Reputation: 8652
Was reading Joel Spolsky's 'The Absolute Minimum' about character encoding. It is my understanding that ASCII is a Code-point + Encoding scheme, and in modern times, we use Unicode as the Code-point scheme and UTF-8 as the Encoding scheme. Is this correct?
Upvotes: 74
Views: 123059
Reputation: 15
Unicode and ASCII are both Codepoints + Encoding scheme
Unicode(UTF-8) is a superset of ASCII as its backward compatible with ASCII.
Conversion and Representation(in binary/hexadecimal) of String:
Unicode(UTF-8) supports 1,112,064 valid character codepoints(covers most of the graphemes from different languages)
ASCII supports 128 character codepoints(mostly english)
Upvotes: 1
Reputation: 201508
Yes, except that UTF-8 is an encoding scheme.

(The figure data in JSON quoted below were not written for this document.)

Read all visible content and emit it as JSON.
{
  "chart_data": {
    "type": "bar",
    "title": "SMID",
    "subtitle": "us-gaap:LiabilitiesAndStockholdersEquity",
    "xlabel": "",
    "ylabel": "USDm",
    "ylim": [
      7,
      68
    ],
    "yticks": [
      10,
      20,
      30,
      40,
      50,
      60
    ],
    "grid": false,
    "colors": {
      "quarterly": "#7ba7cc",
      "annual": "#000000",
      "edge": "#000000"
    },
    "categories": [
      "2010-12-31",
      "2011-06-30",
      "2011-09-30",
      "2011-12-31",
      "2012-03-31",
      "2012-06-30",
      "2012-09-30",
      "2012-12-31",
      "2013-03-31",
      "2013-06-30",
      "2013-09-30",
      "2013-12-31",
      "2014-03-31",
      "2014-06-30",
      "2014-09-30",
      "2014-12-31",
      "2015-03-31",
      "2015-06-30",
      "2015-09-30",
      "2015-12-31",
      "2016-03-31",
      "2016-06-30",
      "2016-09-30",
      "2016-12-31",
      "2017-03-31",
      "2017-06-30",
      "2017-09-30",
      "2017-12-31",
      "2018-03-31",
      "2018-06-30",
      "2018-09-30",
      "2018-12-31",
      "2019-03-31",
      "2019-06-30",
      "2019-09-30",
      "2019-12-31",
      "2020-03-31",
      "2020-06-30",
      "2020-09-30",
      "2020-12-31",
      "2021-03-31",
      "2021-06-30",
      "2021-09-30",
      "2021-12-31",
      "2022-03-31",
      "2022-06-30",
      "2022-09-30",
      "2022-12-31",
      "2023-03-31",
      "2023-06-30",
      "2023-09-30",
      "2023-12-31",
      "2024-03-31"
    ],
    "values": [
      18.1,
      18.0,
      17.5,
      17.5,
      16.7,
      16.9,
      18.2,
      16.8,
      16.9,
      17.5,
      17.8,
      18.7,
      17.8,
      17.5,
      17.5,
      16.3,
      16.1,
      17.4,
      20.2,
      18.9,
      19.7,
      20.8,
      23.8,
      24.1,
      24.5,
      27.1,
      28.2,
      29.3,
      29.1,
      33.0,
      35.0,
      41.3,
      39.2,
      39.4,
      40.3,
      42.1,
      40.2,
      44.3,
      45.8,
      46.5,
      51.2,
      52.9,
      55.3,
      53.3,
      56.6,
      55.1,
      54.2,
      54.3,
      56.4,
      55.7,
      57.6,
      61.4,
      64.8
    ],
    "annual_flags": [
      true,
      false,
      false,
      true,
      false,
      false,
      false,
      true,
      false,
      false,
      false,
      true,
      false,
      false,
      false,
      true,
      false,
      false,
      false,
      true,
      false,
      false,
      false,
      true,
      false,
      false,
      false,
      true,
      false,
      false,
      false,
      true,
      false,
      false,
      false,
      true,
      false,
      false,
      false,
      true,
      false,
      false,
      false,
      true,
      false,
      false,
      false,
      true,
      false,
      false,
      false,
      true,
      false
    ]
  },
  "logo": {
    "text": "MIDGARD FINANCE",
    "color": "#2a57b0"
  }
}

Other encoding schemes include UTF-16 (with two different byte orders) and UTF-32. (For some confusion, a UTF-16 scheme is called “Unicode” in Microsoft software.)
And, to be exact, the American National Standard that defines ASCII specifies a collection of characters and their coding as 7-bit quantities, without specifying a particular transfer encoding in terms of bytes. In the past, it was used in different ways, e.g. so that five ASCII characters were packed into one 36-bit storage unit or so that 8-bit bytes used the extra bytes for checking purposes (parity bit) or for transfer control. But nowadays ASCII is used so that one ASCII character is encoded as one 8-bit byte with the first bit set to zero. This is the de facto standard encoding scheme and implied in a large number of specifications, but strictly speaking not part of the ASCII standard.
Upvotes: 51
Reputation: 595319
In modern times, ASCII is now a subset of UTF-8, not its own scheme. UTF-8 is backwards compatible with ASCII.